Byline: By Lindsay Clydesdale
A DAM WALKER lives in a house without mirrors. Anything that could reflect his image is I covered or removed.
You might think Adam has a terrible skin condition or deformity which makes it painful to look at his face.
In some ways, what he suffers from is worse. He has body dysmorphic disorder (BDD) and hates his appearance so much, he is suicidal.
The fact that he's tall, dark and good looking, with a shy smile and friendly nature, doesn't make any difference.
He looks in the mirror and sees something else.
Adam is not his real name and he could not bear to be photographed for this article or be identified. Outside of his immediate family and girlfriend, no one even knows he's unwell.
But it's taken a toll on his life and he no longer works or sees his friends. His family care for him full-time and know it can be dangerous to leave him alone.
"We are devastated that this illness has left him in such despair," said Adam's sister. "I love my brother so much I could not bear to lose him."
Adam, 24, hates his nose. Although he's always been slightly unhappy with his appearance, this developed into full-blown BDD within the last year.
"The last few years he's deteriorated but in the last nine months it's got really bad," said his mother. "It couldn't get any worse."
Adam is at the end of a long waiting list to see a psychologist - a wait that his family fear he may not survive.
"With the severity of his condition, waiting is a risky business," said his sister. "He really needs intervention from a cognitive behavioural psychologist soon."
BDD is a psychiatric disorder where people worry about their appearance to the extent that it interferes with their lives. Sufferers often realise that others think they look normal and are told as much, but dismiss it as insincere.
Many keep their problem a secret so the exact number of sufferers is unknown. The best estimate is that it affects one per cent of the population - about 600,000 people in the UK.
Adam keeps his condition secret from most people he knows.
"People have noticed a difference in me but because they don't know about the BDD, they think it's mood swings," he said. "But it's personal. I don't want to have to tell anyone. I think blokes would just laugh if they knew."
Despite his desperate situation, Adam has seen acounsellor just twice since being diagnosed last November. Although the recommended treatment is antidepressants and cognitive behavioural therapy, so far only the drugs have been offered to Adam. He now takes 17 tablets a day - eight pills in the morning, four in the afternoon and another five before bed. Meanwhile his BDD gets worse.
"Some pills are to make him sleep, some are to sedate him and others are for depression," said his mum.
High-profile sufferers of BDD include Hollywood star Uma Thurman, singer Shirley Manson and Love Island's Alicia Douvall, while Natalie Imbruglia has said she could have the condition.

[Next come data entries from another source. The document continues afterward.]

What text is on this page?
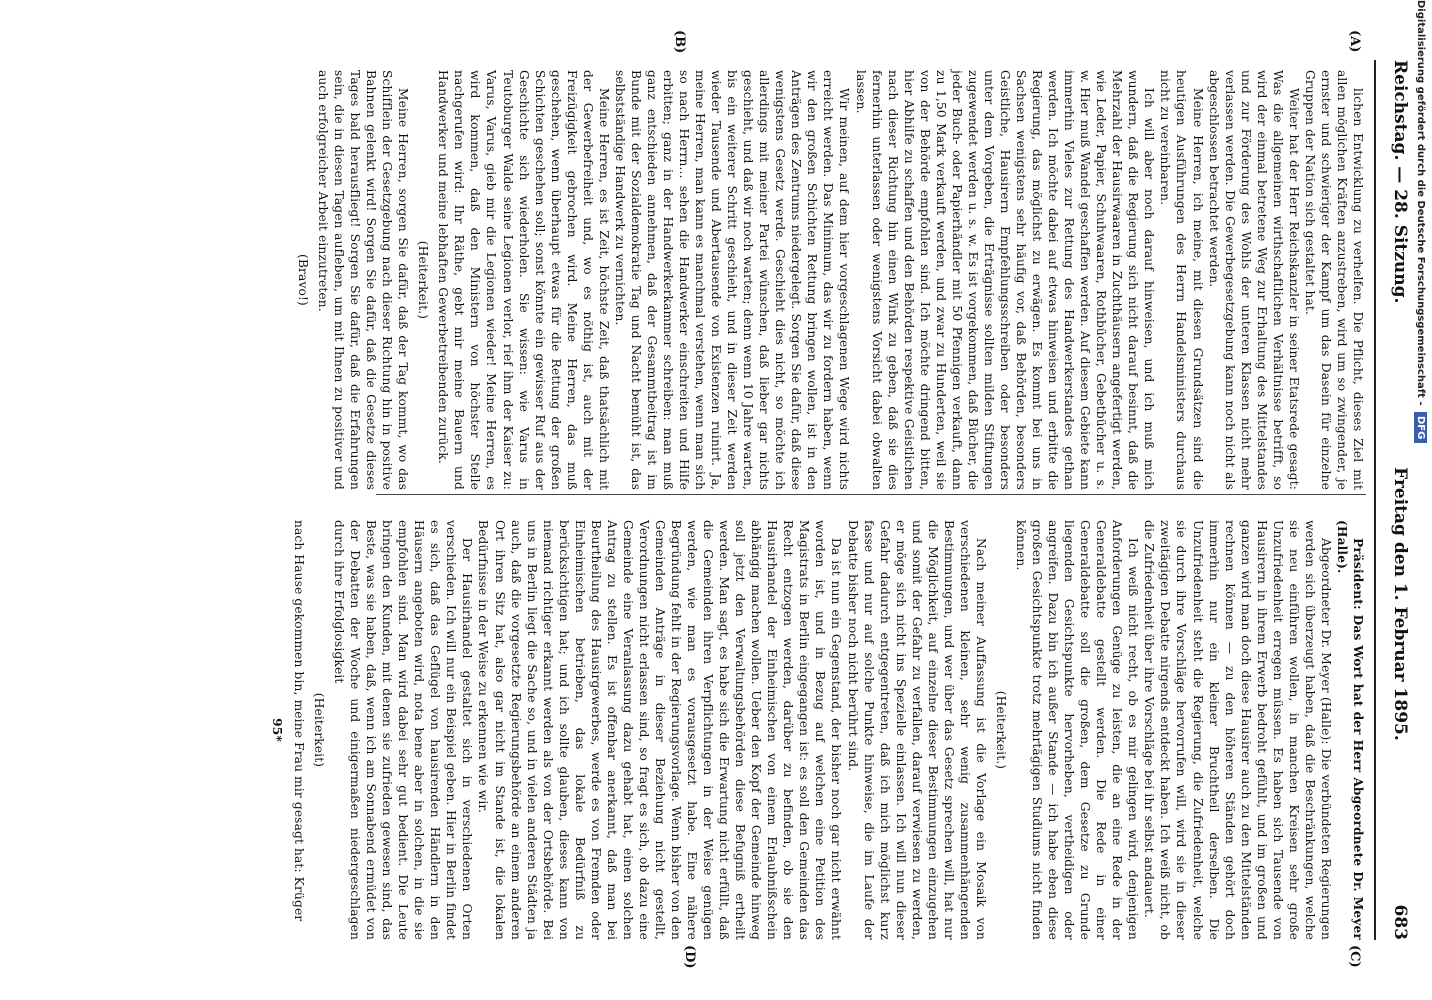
Reichstag. — 28. Sitzung.
Freitag den 1. Februar 1895.
683
(A)
(B)
(C)
(D)

lichen Entwicklung zu verhelfen. Die Pflicht, dieses Ziel mit allen möglichen Kräften anzustreben, wird um so zwingender, je ernster und schwieriger der Kampf um das Dasein für einzelne Gruppen der Nation sich gestaltet hat.

Weiter hat der Herr Reichskanzler in seiner Etatsrede gesagt: Was die allgemeinen wirthschaftlichen Verhältnisse betrifft, so wird der einmal betretene Weg zur Erhaltung des Mittelstandes und zur Förderung des Wohls der unteren Klassen nicht mehr verlassen werden. Die Gewerbegesetzgebung kann noch nicht als abgeschlossen betrachtet werden.

Meine Herren, ich meine, mit diesen Grundsätzen sind die heutigen Ausführungen des Herrn Handelsministers durchaus nicht zu vereinbaren.

Ich will aber noch darauf hinweisen, und ich muß mich wundern, daß die Regierung sich nicht darauf besinnt, daß die Mehrzahl der Hausirwaaren in Zuchthäusern angefertigt werden, wie Leder, Papier, Schuhwaaren, Rothbücher, Gebetbücher u. s. w. Hier muß Wandel geschaffen werden. Auf diesem Gebiete kann immerhin Vieles zur Rettung des Handwerkerstandes gethan werden. Ich möchte dabei auf etwas hinweisen und erbitte die Regierung, das möglichst zu erwägen. Es kommt bei uns in Sachsen wenigstens sehr häufig vor, daß Behörden, besonders Geistliche, Hausirern Empfehlungsschreiben oder besonders unter dem Vorgeben, die Erträgnisse sollten milden Stiftungen zugewendet werden u. s. w. Es ist vorgekommen, daß Bücher, die jeder Buch- oder Papierhändler mit 50 Pfennigen verkauft, dann zu 1,50 Mark verkauft werden, und zwar zu Hunderten, weil sie von der Behörde empfohlen sind. Ich möchte dringend bitten, hier Abhilfe zu schaffen und den Behörden respektive Geistlichen nach dieser Richtung hin einen Wink zu geben, daß sie dies fernerhin unterlassen oder wenigstens Vorsicht dabei obwalten lassen.

Wir meinen, auf dem hier vorgeschlagenen Wege wird nichts erreicht werden. Das Minimum, das wir zu fordern haben, wenn wir den großen Schichten Rettung bringen wollen, ist in den Anträgen des Zentrums niedergelegt. Sorgen Sie dafür, daß diese wenigstens Gesetz werde. Geschieht dies nicht, so möchte ich allerdings mit meiner Partei wünschen, daß lieber gar nichts geschieht, und daß wir noch warten; denn wenn 10 Jahre warten, bis ein weiterer Schritt geschieht, und in dieser Zeit werden wieder Tausende und Abertausende von Existenzen ruinirt. Ja, meine Herren, man kann es manchmal verstehen, wenn man sich so nach Herrn... sehen die Handwerker einschreiten und Hilfe erbitten; ganz in der Handwerkerkammer schreiben: man muß ganz entschieden annehmen, daß der Gesammtbeitrag ist im Bunde mit der Sozialdemokratie Tag und Nacht bemüht ist, das selbstständige Handwerk zu vernichten.

Meine Herren, es ist Zeit, höchste Zeit, daß thatsächlich mit der Gewerbefreiheit und, wo es nöthig ist, auch mit der Freizügigkeit gebrochen wird. Meine Herren, das muß geschehen, wenn überhaupt etwas für die Rettung der großen Schichten geschehen soll; sonst könnte ein gewisser Ruf aus der Geschichte sich wiederholen. Sie wissen: wie Varus in Teutoburger Walde seine Legionen verlor, rief ihm der Kaiser zu: Varus, Varus, gieb mir die Legionen wieder! Meine Herren, es wird kommen, daß den Ministern von höchster Stelle nachgerufen wird: Ihr Räthe, gebt mir meine Bauern und Handwerker und meine lebhaften Gewerbetreibenden zurück.

(Heiterkeit.)

Meine Herren, sorgen Sie dafür, daß der Tag kommt, wo das Schifflein der Gesetzgebung nach dieser Richtung hin in positive Bahnen gelenkt wird! Sorgen Sie dafür, daß die Gesetze dieses Tages bald herausfliegt! Sorgen Sie dafür, daß die Erfahrungen sein, die in diesen Tagen aufleben, um mit Ihnen zu positiver und auch erfolgreicher Arbeit einzutreten.

(Bravo!)

Präsident: Das Wort hat der Herr Abgeordnete Dr. Meyer (Halle).

Abgeordneter Dr. Meyer (Halle): Die verbündeten Regierungen werden sich überzeugt haben, daß die Beschränkungen, welche sie neu einführen wollen, in manchen Kreisen sehr große Unzufriedenheit erregen müssen. Es haben sich Tausende von Hausirern in ihrem Erwerb bedroht gefühlt, und im großen und ganzen wird man doch diese Hausirer auch zu den Mittelständen rechnen können — zu den höheren Ständen gehört doch immerhin nur ein kleiner Bruchtheil derselben. Die Unzufriedenheit steht die Regierung, die Zufriedenheit, welche sie durch ihre Vorschläge hervorrufen will, wird sie in dieser zweitägigen Debatte nirgends entdeckt haben. Ich weiß nicht, ob die Zufriedenheit über ihre Vorschläge bei ihr selbst andauert.

Ich weiß nicht recht, ob es mir gelingen wird, denjenigen Anforderungen Genüge zu leisten, die an eine Rede in der Generaldebatte gestellt werden. Die Rede in einer Generaldebatte soll die großen, dem Gesetze zu Grunde liegenden Gesichtspunkte hervorheben, vertheidigen oder angreifen. Dazu bin ich außer Stande — ich habe eben diese großen Gesichtspunkte trotz mehrtägigen Studiums nicht finden können.

(Heiterkeit.)

Nach meiner Auffassung ist die Vorlage ein Mosaik von verschiedenen kleinen, sehr wenig zusammenhängenden Bestimmungen, und wer über das Gesetz sprechen will, hat nur die Möglichkeit, auf einzelne dieser Bestimmungen einzugehen und somit der Gefahr zu verfallen, darauf verwiesen zu werden, er möge sich nicht ins Spezielle einlassen. Ich will nun dieser Gefahr dadurch entgegentreten, daß ich mich möglichst kurz fasse und nur auf solche Punkte hinweise, die im Laufe der Debatte bisher noch nicht berührt sind.

Da ist nun ein Gegenstand, der bisher noch gar nicht erwähnt worden ist, und in Bezug auf welchen eine Petition des Magistrats in Berlin eingegangen ist: es soll den Gemeinden das Recht entzogen werden, darüber zu befinden, ob sie den Hausirhandel der Einheimischen von einem Erlaubnißschein abhängig machen wollen. Ueber den Kopf der Gemeinde hinweg soll jetzt den Verwaltungsbehörden diese Befugniß ertheilt werden. Man sagt, es habe sich die Erwartung nicht erfüllt, daß die Gemeinden ihren Verpflichtungen in der Weise genügen werden, wie man es vorausgesetzt habe. Eine nähere Begründung fehlt in der Regierungsvorlage. Wenn bisher von den Gemeinden Anträge in dieser Beziehung nicht gestellt, Verordnungen nicht erlassen sind, so fragt es sich, ob dazu eine Gemeinde eine Veranlassung dazu gehabt hat, einen solchen Antrag zu stellen. Es ist offenbar anerkannt, daß man bei Beurtheilung des Hausirgewerbes, werde es von Fremden oder Einheimischen betrieben, das lokale Bedürfniß zu berücksichtigen hat; und ich sollte glauben, dieses kann von niemand richtiger erkannt werden als von der Ortsbehörde. Bei uns in Berlin liegt die Sache so, und in vielen anderen Städten ja auch, daß die vorgesetzte Regierungsbehörde an einem anderen Ort ihren Sitz hat, also gar nicht im Stande ist, die lokalen Bedürfnisse in der Weise zu erkennen wie wir.

Der Hausirhandel gestaltet sich in verschiedenen Orten verschieden. Ich will nur ein Beispiel geben. Hier in Berlin findet es sich, daß das Geflügel von hausirenden Händlern in den Häusern angeboten wird, nota bene aber in solchen, in die sie empfohlen sind. Man wird dabei sehr gut bedient. Die Leute bringen den Kunden, mit denen sie zufrieden gewesen sind, das Beste, was sie haben, daß, wenn ich am Sonnabend ermüdet von der Debatten der Woche und einigermaßen niedergeschlagen durch ihre Erfolglosigkeit

(Heiterkeit)

nach Hause gekommen bin, meine Frau mir gesagt hat: Krüger

95*

Digitalisierung gefördert durch die Deutsche Forschungsgemeinschaft - DFG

In an interview in April, David Beckham said he suffers from obsessive compulsive disorder, a condition closely linked to BDD. Adam has been diagnosed with both.
He's tried hypnosis but the results only lasted short-term.
"The last couple of months have been horrific," said Adam. "I was so desperate, I would try anything.
"I understand I need help but no one will give it to me. If I had cancer, at least I would get treatment and there would be some hope.
"It's in my head 24 hours a day. As soon as I wake up, it's my first thought. I can't concentrate on anything else."
Even CDs have been removed from the house as he used them to examine his face, sometimes for hours at a time.